There were 420 households, out of which 35.0% had children under the age of 18 living with them, 59.8% were married couples living together, 9.5% had a female householder with no husband present, and 27.6% were non-families. 25.5% of all households were made up of individuals, and 13.1% had someone living alone who was 65 years of age or older. The average household size was 2.60 and the average family size was 3.07.

In the town, the population was spread out, with 29.6% under the age of 18, 5.7% from 18 to 24, 30.8% from 25 to 44, 20.5% from 45 to 64, and 13.4% who were 65 years of age or older. The median age was 34 years. For every 100 females, there were 92.6 males. For every 100 females age 18 and over, there were 90.3 males.

The median income for a household in the town was $37,303, and the median income for a family was $42,500. Males had a median income of $31,908 versus $23,382 for females. The per capita income for the town was $18,311. About 5.2% of families and 7.9% of the population were below the poverty line, including 14.6% of those under age 18 and 8.8% of those age 65 or over.

==Education==
Summitville is a part of the Madison-Grant United School Corporation. Summitville is home to an elementary school, Summitville Elementary School. Students move on to Madison-Grant Junior High School and Madison-Grant High School near Fairmount.

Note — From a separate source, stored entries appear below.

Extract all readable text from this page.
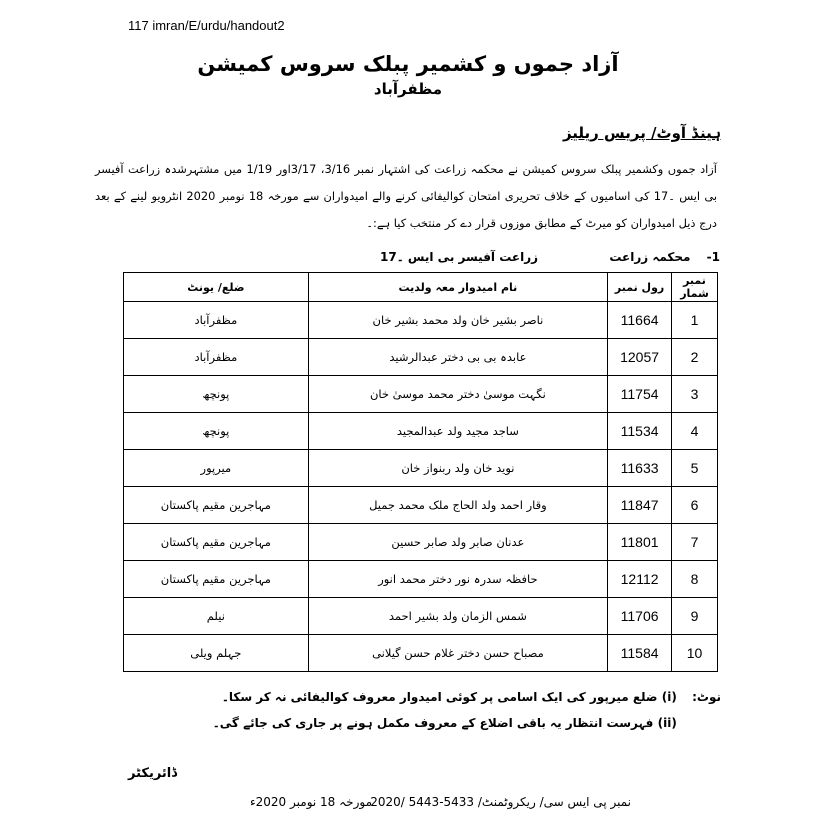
117 imran/E/urdu/handout2
آزاد جموں و کشمیر پبلک سروس کمیشن
مظفرآباد
ہینڈ آوٹ/ پریس ریلیز
آزاد جموں وکشمیر پبلک سروس کمیشن نے محکمہ زراعت کی اشتہار نمبر 3/16، 3/17اور 1/19 میں مشتہرشدہ زراعت آفیسر بی ایس ۔17 کی اسامیوں کے خلاف تحریری امتحان کوالیفائی کرنے والے امیدواران سے مورخہ 18 نومبر 2020 انٹرویو لینے کے بعد درج ذیل امیدواران کو میرٹ کے مطابق موزوں قرار دے کر منتخب کیا ہے:۔
1- محکمہ زراعت
زراعت آفیسر بی ایس ۔17
نمبر شمار	رول نمبر	نام امیدوار معہ ولدیت	ضلع/ یونٹ
1	11664	ناصر بشیر خان ولد محمد بشیر خان	مظفرآباد
2	12057	عابدہ بی بی دختر عبدالرشید	مظفرآباد
3	11754	نگہت موسیٰ دختر محمد موسیٰ خان	پونچھ
4	11534	ساجد مجید ولد عبدالمجید	پونچھ
5	11633	نوید خان ولد ربنواز خان	میرپور
6	11847	وقار احمد ولد الحاج ملک محمد جمیل	مہاجرین مقیم پاکستان
7	11801	عدنان صابر ولد صابر حسین	مہاجرین مقیم پاکستان
8	12112	حافظہ سدرہ نور دختر محمد انور	مہاجرین مقیم پاکستان
9	11706	شمس الزمان ولد بشیر احمد	نیلم
10	11584	مصباح حسن دختر غلام حسن گیلانی	جہلم ویلی
نوٹ: (i) ضلع میرپور کی ایک اسامی پر کوئی امیدوار معروف کوالیفائی نہ کر سکا۔
(ii) فہرست انتظار یہ باقی اضلاع کے معروف مکمل ہونے پر جاری کی جائے گی۔
ڈائریکٹر
نمبر پی ایس سی/ ریکروٹمنٹ/ 5433-5443 /2020
مورخہ 18 نومبر 2020ء
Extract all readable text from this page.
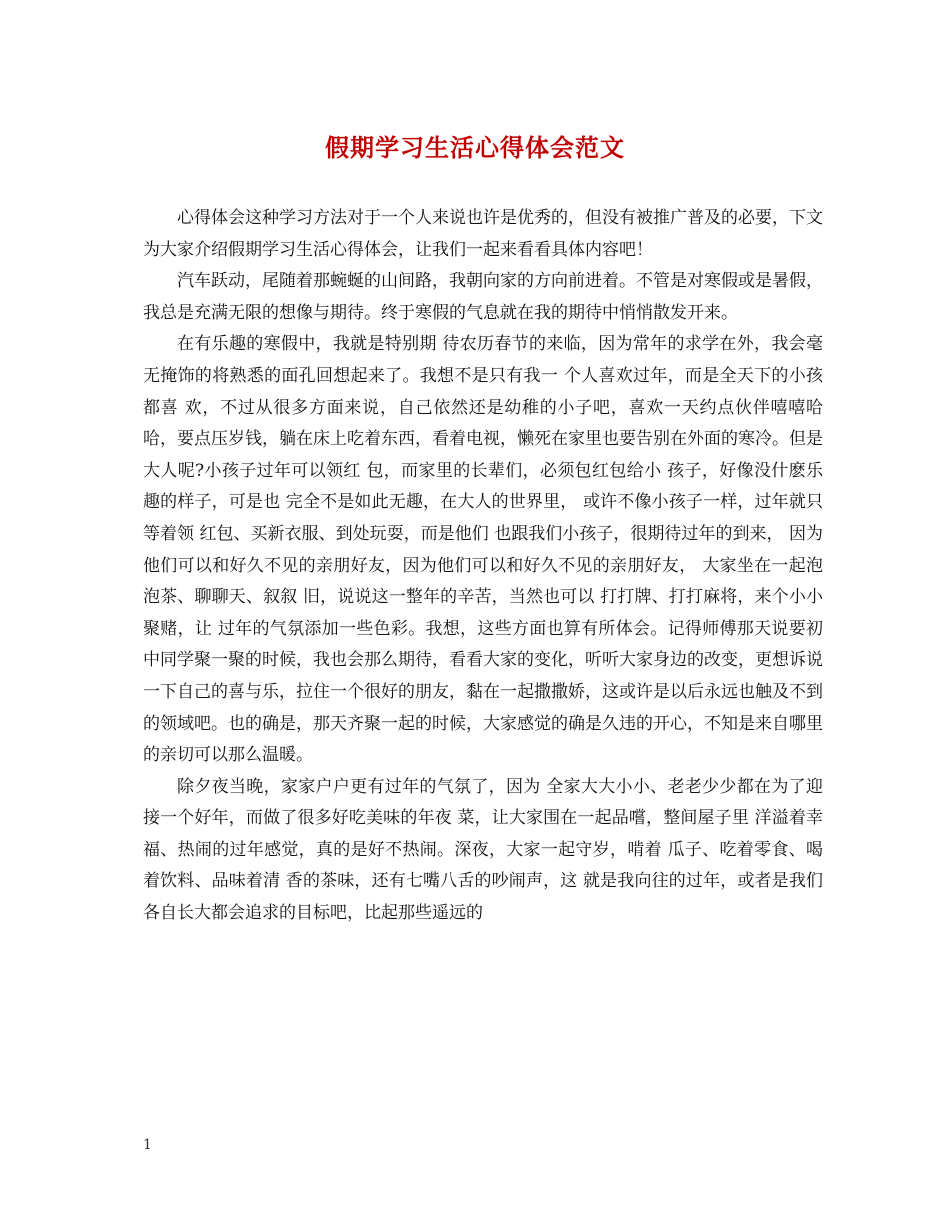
假期学习生活心得体会范文

心得体会这种学习方法对于一个人来说也许是优秀的，但没有被推广普及的必要，下文为大家介绍假期学习生活心得体会，让我们一起来看看具体内容吧！

汽车跃动，尾随着那蜿蜒的山间路，我朝向家的方向前进着。不管是对寒假或是暑假， 我总是充满无限的想像与期待。终于寒假的气息就在我的期待中悄悄散发开来。

在有乐趣的寒假中，我就是特别期 待农历春节的来临，因为常年的求学在外，我会毫无掩饰的将熟悉的面孔回想起来了。我想不是只有我一 个人喜欢过年，而是全天下的小孩都喜 欢，不过从很多方面来说，自己依然还是幼稚的小子吧，喜欢一天约点伙伴嘻嘻哈哈，要点压岁钱，躺在床上吃着东西，看着电视，懒死在家里也要告别在外面的寒冷。但是大人呢?小孩子过年可以领红 包，而家里的长辈们，必须包红包给小 孩子，好像没什麽乐趣的样子，可是也 完全不是如此无趣，在大人的世界里， 或许不像小孩子一样，过年就只等着领 红包、买新衣服、到处玩耍，而是他们 也跟我们小孩子，很期待过年的到来， 因为他们可以和好久不见的亲朋好友，因为他们可以和好久不见的亲朋好友， 大家坐在一起泡泡茶、聊聊天、叙叙 旧，说说这一整年的辛苦，当然也可以 打打牌、打打麻将，来个小小聚赌，让 过年的气氛添加一些色彩。我想，这些方面也算有所体会。记得师傅那天说要初中同学聚一聚的时候，我也会那么期待，看看大家的变化，听听大家身边的改变，更想诉说一下自己的喜与乐，拉住一个很好的朋友，黏在一起撒撒娇，这或许是以后永远也触及不到的领域吧。也的确是，那天齐聚一起的时候，大家感觉的确是久违的开心，不知是来自哪里的亲切可以那么温暖。

除夕夜当晚，家家户户更有过年的气氛了，因为 全家大大小小、老老少少都在为了迎接一个好年，而做了很多好吃美味的年夜 菜，让大家围在一起品嚐，整间屋子里 洋溢着幸福、热闹的过年感觉，真的是好不热闹。深夜，大家一起守岁，啃着 瓜子、吃着零食、喝着饮料、品味着清 香的茶味，还有七嘴八舌的吵闹声，这 就是我向往的过年，或者是我们各自长大都会追求的目标吧，比起那些遥远的

1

Summitville has a public library, a branch of the North Madison County Public Library System.

==Notable people==
Summitville was the birthplace of former game show announcer Jay Stewart.

Roy Danforth, class of 1954 from Summitville High School, was the basketball coach at Syracuse and Tulane University. He coached Syracuse to the Final Four in the 1975 NCAA tournament. He is a member of the Indiana Basketball Hall of Fame.